Imagine a giant map where every word and idea has its own spot. Words that mean similar things live close together: “dog” and “puppy” are neighbors, “car” and “truck” are a few blocks apart, and “car” and “banana” are across town. When you search for something, the AI finds content that lives in the same neighborhood as your search, even if it uses completely different words. That’s why “vehicle upkeep tips” shows up when you search “car maintenance.”
Cosine similarity measures the angle between two vectors (see: “What is an embedding?”). A small angle means the two embeddings are semantically close; a large angle means they are unrelated. When an AI generates an answer, it is looking for content whose embedding sits closest in vector space to the query embedding. High cosine similarity is the primary mechanism by which content gets retrieved for inclusion in an AI answer. This is why entity-rich, contextually consistent content performs better: it occupies the right position in embedding space for the queries you want to rank for.

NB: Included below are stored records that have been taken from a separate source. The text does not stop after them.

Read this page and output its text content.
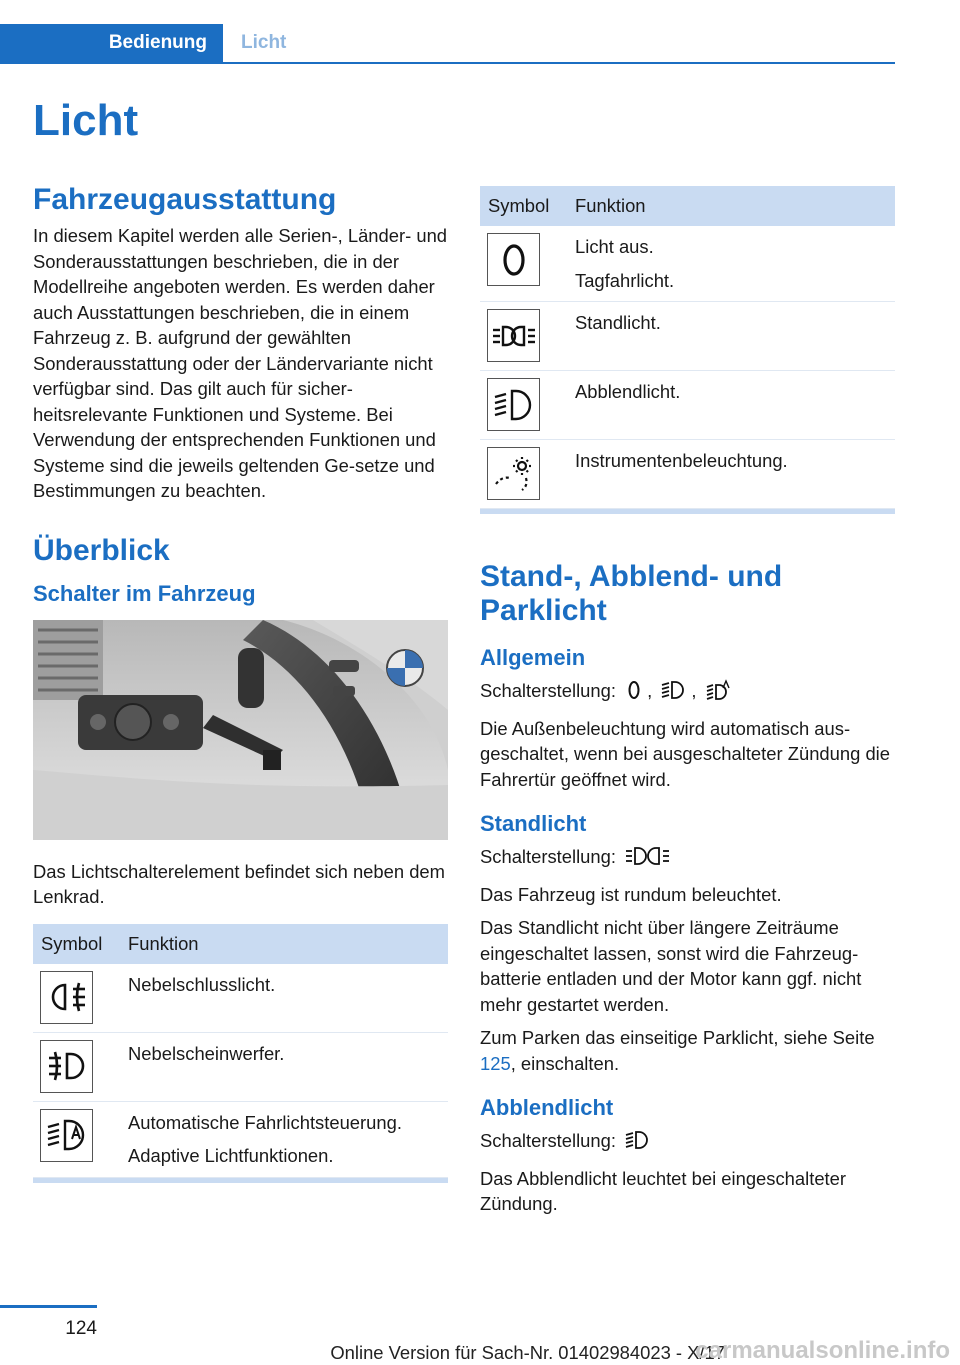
Bedienung	Licht
Licht
Fahrzeugausstattung

In diesem Kapitel werden alle Serien-, Länder- und Sonderausstattungen beschrieben, die in der Modellreihe angeboten werden. Es werden daher auch Ausstattungen beschrieben, die in einem Fahrzeug z. B. aufgrund der gewählten Sonderausstattung oder der Ländervariante nicht verfügbar sind. Das gilt auch für sicher-heitsrelevante Funktionen und Systeme. Bei Verwendung der entsprechenden Funktionen und Systeme sind die jeweils geltenden Ge-setze und Bestimmungen zu beachten.

Überblick
Schalter im Fahrzeug

Das Lichtschalterelement befindet sich neben dem Lenkrad.

Symbol	Funktion

Nebelschlusslicht.

Nebelscheinwerfer.

Automatische Fahrlichtsteuerung.
Adaptive Lichtfunktionen.
Symbol	Funktion

Licht aus.
Tagfahrlicht.

Standlicht.

Abblendlicht.

Instrumentenbeleuchtung.
Stand-, Abblend- und Parklicht
Allgemein

Schalterstellung: , ,

Die Außenbeleuchtung wird automatisch aus-geschaltet, wenn bei ausgeschalteter Zündung die Fahrertür geöffnet wird.

Standlicht

Schalterstellung:

Das Fahrzeug ist rundum beleuchtet.

Das Standlicht nicht über längere Zeiträume eingeschaltet lassen, sonst wird die Fahrzeug-batterie entladen und der Motor kann ggf. nicht mehr gestartet werden.

Zum Parken das einseitige Parklicht, siehe Seite 125, einschalten.

Abblendlicht

Schalterstellung:

Das Abblendlicht leuchtet bei eingeschalteter Zündung.

124
Online Version für Sach-Nr. 01402984023 - X/17
carmanualsonline.info
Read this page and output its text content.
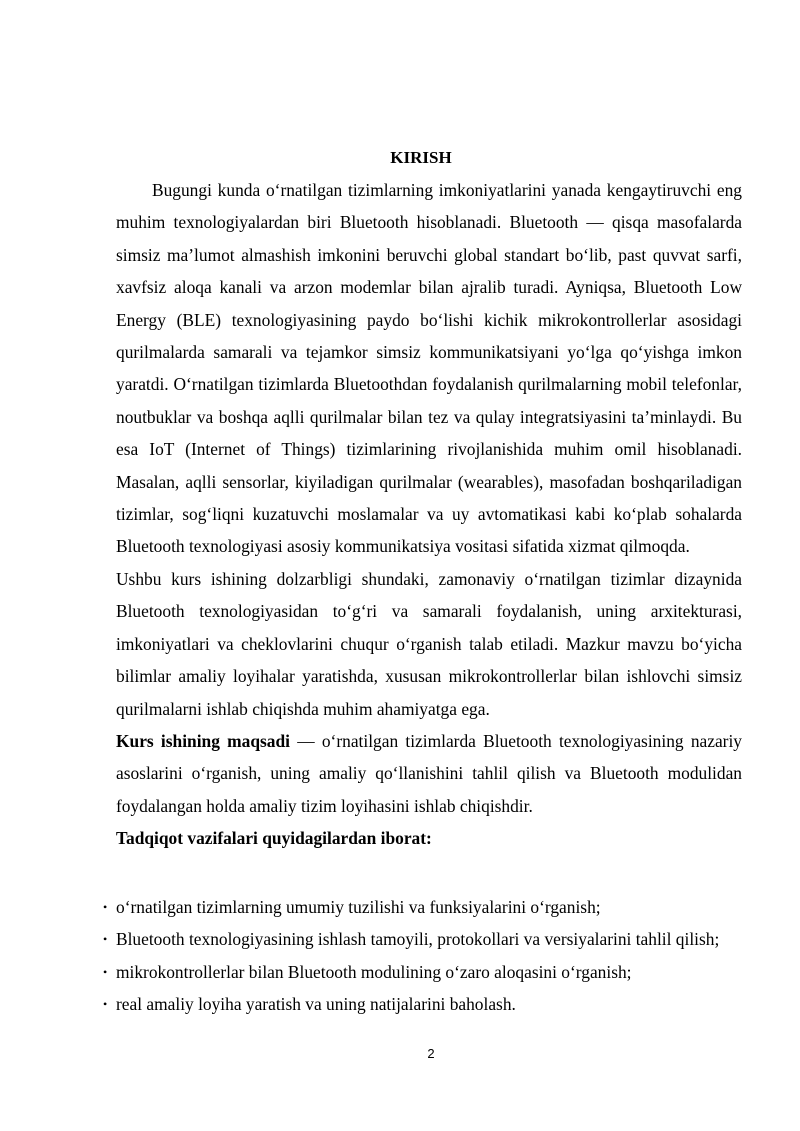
KIRISH

Bugungi kunda o‘rnatilgan tizimlarning imkoniyatlarini yanada kengaytiruvchi eng muhim texnologiyalardan biri Bluetooth hisoblanadi. Bluetooth — qisqa masofalarda simsiz ma’lumot almashish imkonini beruvchi global standart bo‘lib, past quvvat sarfi, xavfsiz aloqa kanali va arzon modemlar bilan ajralib turadi. Ayniqsa, Bluetooth Low Energy (BLE) texnologiyasining paydo bo‘lishi kichik mikrokontrollerlar asosidagi qurilmalarda samarali va tejamkor simsiz kommunikatsiyani yo‘lga qo‘yishga imkon yaratdi. O‘rnatilgan tizimlarda Bluetoothdan foydalanish qurilmalarning mobil telefonlar, noutbuklar va boshqa aqlli qurilmalar bilan tez va qulay integratsiyasini ta’minlaydi. Bu esa IoT (Internet of Things) tizimlarining rivojlanishida muhim omil hisoblanadi. Masalan, aqlli sensorlar, kiyiladigan qurilmalar (wearables), masofadan boshqariladigan tizimlar, sog‘liqni kuzatuvchi moslamalar va uy avtomatikasi kabi ko‘plab sohalarda Bluetooth texnologiyasi asosiy kommunikatsiya vositasi sifatida xizmat qilmoqda.

Ushbu kurs ishining dolzarbligi shundaki, zamonaviy o‘rnatilgan tizimlar dizaynida Bluetooth texnologiyasidan to‘g‘ri va samarali foydalanish, uning arxitekturasi, imkoniyatlari va cheklovlarini chuqur o‘rganish talab etiladi. Mazkur mavzu bo‘yicha bilimlar amaliy loyihalar yaratishda, xususan mikrokontrollerlar bilan ishlovchi simsiz qurilmalarni ishlab chiqishda muhim ahamiyatga ega.

Kurs ishining maqsadi — o‘rnatilgan tizimlarda Bluetooth texnologiyasining nazariy asoslarini o‘rganish, uning amaliy qo‘llanishini tahlil qilish va Bluetooth modulidan foydalangan holda amaliy tizim loyihasini ishlab chiqishdir.

Tadqiqot vazifalari quyidagilardan iborat:

• o‘rnatilgan tizimlarning umumiy tuzilishi va funksiyalarini o‘rganish;
• Bluetooth texnologiyasining ishlash tamoyili, protokollari va versiyalarini tahlil qilish;
• mikrokontrollerlar bilan Bluetooth modulining o‘zaro aloqasini o‘rganish;
• real amaliy loyiha yaratish va uning natijalarini baholash.
2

Monosemanticity means a word or phrase has a single unambiguous meaning in context. If you tell Amelia Bedelia to “go find the bank.” She doesn’t know whether you mean the building where you keep money or the edge of the river. When context is thin, AI systems assign lower confidence to entity associations because they cannot resolve which interpretation applies. Content that forces a clear, single interpretation (through surrounding context, co-occurring entities, and consistent terminology) gets more confidently associated with the correct query cluster.
With queries becoming longer and more conversational, there are more opportunities to create content that answers the common hyper-specific questions that your audience is asking.